Stepping out into the hallway, she left the door open behind her. The deep burgundy carpet was thick and lush. A few of the other doors in the hallway were open, revealing a library, an office, another bedroom…nothing exciting. Nothing weird. No torture chambers or cages. The walls were lined with artwork. Paintings of landscapes, sketches, and pages from old books that had been preserved.

As she made her way along the hallway, it wasn’t long before she heard music playing quietly from down a regal flight of stairs. Nervously, she padded her way to the bottom of the carpeted stairs to the marble, black-and-white checkered floor.

If she saw Rinaldo or anyone else, she wanted to make a run for it. Speaking of—there was the front door! She crept up to it, tiptoeing along the marble, and…opened it. The door wasn’t locked. It swung open, revealing the street outside.

There were no armed guards. No men in black glaring at her with their arms crossed, guns concealed but still proudly on display.

It was sunny out. A beautiful early spring day. The flowering trees on the street were in full bloom. It smelled wonderful, even if it did make her nose itch. It looked like Brookline. Maybe Arlington? It was hard to tell. Expensive homes stretched in both directions down the narrow, tree-lined street. The sidewalk was made of brick that had heaved up over the centuries of frost and roots growing beneath them.

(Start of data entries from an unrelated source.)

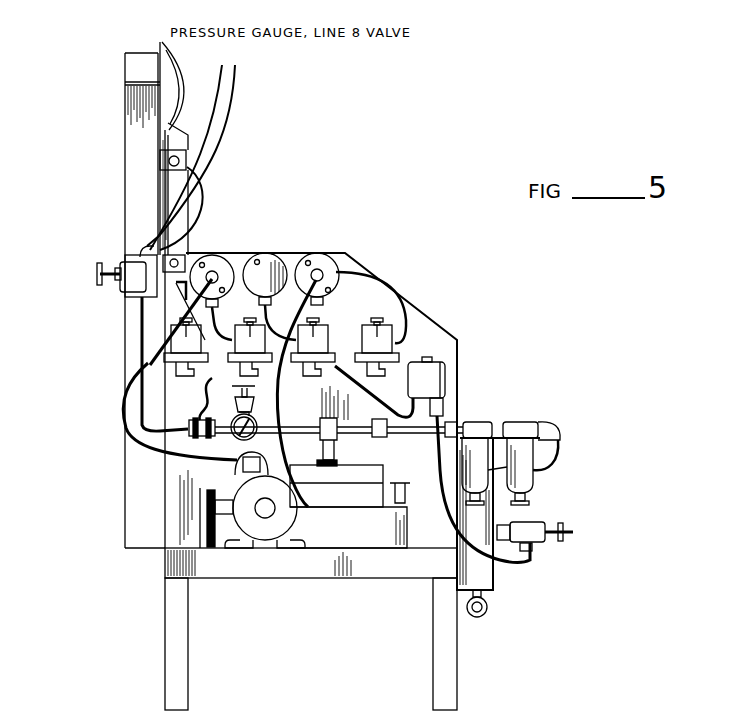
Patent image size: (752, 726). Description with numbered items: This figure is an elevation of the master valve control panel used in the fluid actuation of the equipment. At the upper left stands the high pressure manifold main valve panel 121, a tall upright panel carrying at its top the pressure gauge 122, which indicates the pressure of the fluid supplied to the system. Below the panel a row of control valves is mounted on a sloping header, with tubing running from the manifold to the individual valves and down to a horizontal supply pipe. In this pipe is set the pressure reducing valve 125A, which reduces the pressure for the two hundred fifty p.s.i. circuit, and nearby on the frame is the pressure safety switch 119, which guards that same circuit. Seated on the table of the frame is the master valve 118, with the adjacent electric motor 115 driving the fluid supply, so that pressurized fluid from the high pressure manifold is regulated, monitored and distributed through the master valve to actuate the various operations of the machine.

The pressure gauge 122 is at (172, 80).
The high pressure manifold main valve panel 121 is at (138, 155).
The pressure reducing valve 125A is at (233, 432).
The master valve 118 is at (372, 485).
The motor 115 is at (284, 517).
The pressure safety switch 119 is at (431, 380).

She could make a run for it. There was nobody around, save for the occasional passing car. She could run out into the street, scream for help, ask someone to call the cops, and then…explain what, exactly?

That she’d been abducted by a psychopath who thought he was a priest working for the Vatican, and she woke up…somewhere? Perfectly unharmed? Or that the other option was that she had been abducted by her psychiatrist who saved her from said priest, but might also be a powerful necromancer?

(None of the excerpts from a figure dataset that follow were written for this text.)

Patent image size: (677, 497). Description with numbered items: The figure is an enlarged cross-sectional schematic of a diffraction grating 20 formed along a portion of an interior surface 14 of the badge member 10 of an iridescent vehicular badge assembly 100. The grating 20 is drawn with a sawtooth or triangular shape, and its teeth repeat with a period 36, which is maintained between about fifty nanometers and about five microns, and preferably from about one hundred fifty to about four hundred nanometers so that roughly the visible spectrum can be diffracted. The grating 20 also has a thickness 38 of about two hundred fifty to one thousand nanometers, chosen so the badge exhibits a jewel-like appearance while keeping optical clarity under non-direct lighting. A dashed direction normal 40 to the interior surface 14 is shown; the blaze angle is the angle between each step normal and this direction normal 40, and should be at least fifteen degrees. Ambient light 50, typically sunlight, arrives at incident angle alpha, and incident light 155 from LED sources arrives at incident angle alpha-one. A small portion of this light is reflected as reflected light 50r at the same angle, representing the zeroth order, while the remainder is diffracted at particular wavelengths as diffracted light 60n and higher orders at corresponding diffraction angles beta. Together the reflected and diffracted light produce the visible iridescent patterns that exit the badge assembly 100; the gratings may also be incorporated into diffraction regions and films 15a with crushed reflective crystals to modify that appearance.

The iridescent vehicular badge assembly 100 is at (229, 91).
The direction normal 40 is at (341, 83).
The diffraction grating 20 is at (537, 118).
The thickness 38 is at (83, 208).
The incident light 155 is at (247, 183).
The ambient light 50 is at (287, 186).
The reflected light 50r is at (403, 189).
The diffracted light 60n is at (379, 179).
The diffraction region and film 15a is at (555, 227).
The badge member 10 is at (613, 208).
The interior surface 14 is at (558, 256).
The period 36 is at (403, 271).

Even if she skipped all that, and just said she was attacked on the street, it wouldn’t go well. Sure, the hospital could check for whatever drug was still in her system—there’d be proof of that, at least—but they’d probably assume she shot herself up with something or was the victim of some fellow lowlife.

She was a nutjob living in a halfway home, and not exactly a credible witness to a crime. With a beleaguered sigh, she stepped back inside the house and shut the door. No, the only way she was going to get to the bottom of this was if she figured out where she was, who brought her here, and why.

The why was the important part. Actually, it was all pretty damn important now that she thought about it.